何况江淮宴能力出众,是帝国少有的在其位谋其事之辈。
战争要爆发了,如果他杀了江淮宴,帝国议庭群龙无首,对于老师他们来说也是好事
“你要杀我吗。”江淮宴又问了一遍。
祝时年握着刀的手却在这时候微微发抖。
江淮宴。
他好像真的没有办法控制自己的手,把刀送进江淮宴的心脏。
“那场火你也在。”祝时年说的很慢,像是在思索着理由来为自己的妇人之仁开脱,“我听说你也受伤了,住了很久的院。”
“不是你要杀我哥哥的,一命还一命,我不杀你。”
“我不杀你。”祝时年轻轻地又重复了一遍。
“你带我去警署吧。”祝时年说,“我去自首。”
江淮宴没有立刻回答,他只是垂下眼去看地上宁叶的尸体,像是在思考着什么。
“死掉的那个平民alpha,”江淮宴终于抬起头看向祝时年,语气却比祝时年想象中的要平静得多,“是你哥哥吗?”
“为了一个已经死了的人,这样赔上自己的一辈子,值得吗?”
祝时年看着他,没有说话。
值不值得,蠢不蠢,好像是很难说清楚的事情。
如果有一样经历的是祝时年的朋友,他确实会觉得那位朋友很蠢,觉得他不该抛下奶奶,不该葬送自己原本很好的前程,觉得如果是他的亲人在天有灵,一定会希望他好好活着。

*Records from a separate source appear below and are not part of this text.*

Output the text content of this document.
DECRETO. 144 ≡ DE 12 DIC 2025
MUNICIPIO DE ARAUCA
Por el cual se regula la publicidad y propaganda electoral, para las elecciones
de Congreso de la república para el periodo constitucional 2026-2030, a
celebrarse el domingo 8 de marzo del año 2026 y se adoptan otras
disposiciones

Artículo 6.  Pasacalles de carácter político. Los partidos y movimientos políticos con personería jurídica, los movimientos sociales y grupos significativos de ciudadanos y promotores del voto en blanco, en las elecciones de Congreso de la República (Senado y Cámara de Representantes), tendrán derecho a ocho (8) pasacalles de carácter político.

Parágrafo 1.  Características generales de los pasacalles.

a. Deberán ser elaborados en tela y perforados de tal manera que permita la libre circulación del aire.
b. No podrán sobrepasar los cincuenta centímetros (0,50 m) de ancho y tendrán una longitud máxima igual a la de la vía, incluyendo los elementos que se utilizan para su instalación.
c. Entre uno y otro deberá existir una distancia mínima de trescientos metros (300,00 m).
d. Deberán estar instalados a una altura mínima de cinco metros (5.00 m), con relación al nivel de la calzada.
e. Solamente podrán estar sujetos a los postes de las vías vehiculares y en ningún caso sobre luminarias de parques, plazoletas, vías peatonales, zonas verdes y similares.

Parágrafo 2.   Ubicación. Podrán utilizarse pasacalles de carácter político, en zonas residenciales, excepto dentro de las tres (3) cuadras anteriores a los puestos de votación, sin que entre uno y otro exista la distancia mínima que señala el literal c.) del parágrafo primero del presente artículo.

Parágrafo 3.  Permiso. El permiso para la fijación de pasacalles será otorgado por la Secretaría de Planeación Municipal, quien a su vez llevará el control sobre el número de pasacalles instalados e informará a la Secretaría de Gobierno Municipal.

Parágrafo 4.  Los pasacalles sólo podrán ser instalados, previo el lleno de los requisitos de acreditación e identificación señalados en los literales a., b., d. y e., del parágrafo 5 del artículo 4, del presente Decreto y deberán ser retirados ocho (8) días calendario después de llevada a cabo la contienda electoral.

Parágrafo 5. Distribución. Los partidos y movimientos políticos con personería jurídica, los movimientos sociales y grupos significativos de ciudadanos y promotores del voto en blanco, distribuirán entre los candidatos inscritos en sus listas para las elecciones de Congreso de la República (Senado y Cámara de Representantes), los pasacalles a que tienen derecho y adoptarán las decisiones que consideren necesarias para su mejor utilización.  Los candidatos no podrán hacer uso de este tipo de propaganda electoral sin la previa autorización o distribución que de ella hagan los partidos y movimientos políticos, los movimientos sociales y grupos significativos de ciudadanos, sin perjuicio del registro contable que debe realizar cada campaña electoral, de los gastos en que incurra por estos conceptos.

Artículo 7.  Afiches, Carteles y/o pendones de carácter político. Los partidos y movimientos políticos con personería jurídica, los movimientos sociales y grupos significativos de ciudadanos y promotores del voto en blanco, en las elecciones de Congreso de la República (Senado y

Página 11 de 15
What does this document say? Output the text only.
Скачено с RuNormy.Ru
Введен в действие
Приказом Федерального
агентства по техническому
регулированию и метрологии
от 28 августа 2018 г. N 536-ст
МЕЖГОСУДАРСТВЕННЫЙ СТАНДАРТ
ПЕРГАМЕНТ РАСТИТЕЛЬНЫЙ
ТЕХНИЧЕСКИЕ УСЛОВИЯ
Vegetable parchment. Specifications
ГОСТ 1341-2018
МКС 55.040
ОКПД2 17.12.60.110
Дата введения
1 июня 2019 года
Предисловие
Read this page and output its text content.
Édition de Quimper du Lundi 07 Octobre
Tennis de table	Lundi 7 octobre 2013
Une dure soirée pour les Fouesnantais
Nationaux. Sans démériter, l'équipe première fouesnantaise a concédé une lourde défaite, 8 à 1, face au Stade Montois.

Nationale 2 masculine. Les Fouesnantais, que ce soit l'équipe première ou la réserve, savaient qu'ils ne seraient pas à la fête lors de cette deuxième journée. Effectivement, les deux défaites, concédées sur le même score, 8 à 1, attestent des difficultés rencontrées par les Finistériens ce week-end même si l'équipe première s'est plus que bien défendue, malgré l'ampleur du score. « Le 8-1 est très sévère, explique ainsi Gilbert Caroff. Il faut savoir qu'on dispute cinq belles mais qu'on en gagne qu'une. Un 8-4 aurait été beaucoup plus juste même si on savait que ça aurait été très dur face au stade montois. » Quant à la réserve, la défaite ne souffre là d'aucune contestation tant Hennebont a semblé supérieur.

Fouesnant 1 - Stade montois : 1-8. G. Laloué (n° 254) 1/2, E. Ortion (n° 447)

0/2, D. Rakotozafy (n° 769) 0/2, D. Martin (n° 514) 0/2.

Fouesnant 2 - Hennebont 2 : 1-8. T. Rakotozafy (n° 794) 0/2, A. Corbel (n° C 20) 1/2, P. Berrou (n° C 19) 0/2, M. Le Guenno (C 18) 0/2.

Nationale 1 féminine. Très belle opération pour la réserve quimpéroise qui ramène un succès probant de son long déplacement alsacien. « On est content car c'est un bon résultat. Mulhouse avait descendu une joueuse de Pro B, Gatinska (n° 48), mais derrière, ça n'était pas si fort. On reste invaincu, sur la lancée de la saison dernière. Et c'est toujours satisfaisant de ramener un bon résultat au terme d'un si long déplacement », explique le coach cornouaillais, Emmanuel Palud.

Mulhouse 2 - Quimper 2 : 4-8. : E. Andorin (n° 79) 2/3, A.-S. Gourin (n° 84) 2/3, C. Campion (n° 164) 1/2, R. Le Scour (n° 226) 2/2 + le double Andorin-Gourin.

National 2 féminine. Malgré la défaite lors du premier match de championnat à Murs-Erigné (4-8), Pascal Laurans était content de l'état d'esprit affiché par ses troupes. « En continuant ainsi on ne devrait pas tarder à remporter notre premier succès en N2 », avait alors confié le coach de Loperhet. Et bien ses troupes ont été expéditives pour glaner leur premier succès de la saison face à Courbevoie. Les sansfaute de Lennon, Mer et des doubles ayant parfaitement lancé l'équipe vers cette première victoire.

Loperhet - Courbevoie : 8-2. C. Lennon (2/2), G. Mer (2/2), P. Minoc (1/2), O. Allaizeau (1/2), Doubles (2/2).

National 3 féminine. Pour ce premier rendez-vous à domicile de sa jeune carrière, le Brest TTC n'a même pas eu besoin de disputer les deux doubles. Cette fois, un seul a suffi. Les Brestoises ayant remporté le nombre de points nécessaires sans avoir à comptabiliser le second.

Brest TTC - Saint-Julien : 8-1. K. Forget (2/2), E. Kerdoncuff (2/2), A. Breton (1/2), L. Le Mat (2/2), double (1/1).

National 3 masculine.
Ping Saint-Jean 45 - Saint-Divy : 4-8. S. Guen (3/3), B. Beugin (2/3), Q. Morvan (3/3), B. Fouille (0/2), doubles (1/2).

可是如果知仇而不报,就这样看着害死哥哥的人逍遥恣意,享受着帝国给贵族的福音,被来来往往的人都尊敬地喊着总督
祝时年没有办法接受。
他对不起奶奶,要让奶奶一个人在世界上孤独地活上一些年了。
但是所有选择本就不可能十全十美,特别是对于他们这样的人来说。
能有选择,已经很好了。
“你不是还有家人吗?都安顿好了吗。”
祝时年依旧没有说话。
江淮宴终于走近了。
他的脚步很轻,却在这样安静的房间里显得异常清晰。
他伸手握住了祝时年拿着刀的那只手,那只手其实在微微发抖。
那是骨节分明,很白皙的一只手,现在染上了一点血污,干涸了的血迹现在呈现出棕红色,带着不太好闻的铁锈的味道。
“放松一点,手在发抖。”江淮宴说。
祝时年的手被他放在左手上,用右手仔细而慢地擦拭着,从指节,虎口,再到指缝,直到血迹彻底被清理干净。
作者有话说:
第35章他好恨啊
深夜的庄园里寂静无人,江淮宴轻车熟路地带着祝时年绕开了佣人和守卫,到了停车的地下室。
“上车吧。”江淮宴看着他,淡淡地说道。
祝时年什么也没说,沉默地拉开了副驾驶的车门坐了上去。
江淮宴发动车子,驶出了顾家的庄园。
夜色很深,黑色的车身几乎全部融进了夜色里。
祝时年有一点后悔了。
他刚刚其实可以打晕江淮宴逃走的。
他多少有一点反侦察手段,在警署的人抓到他之前,他其实还能再给奶奶写一封信的。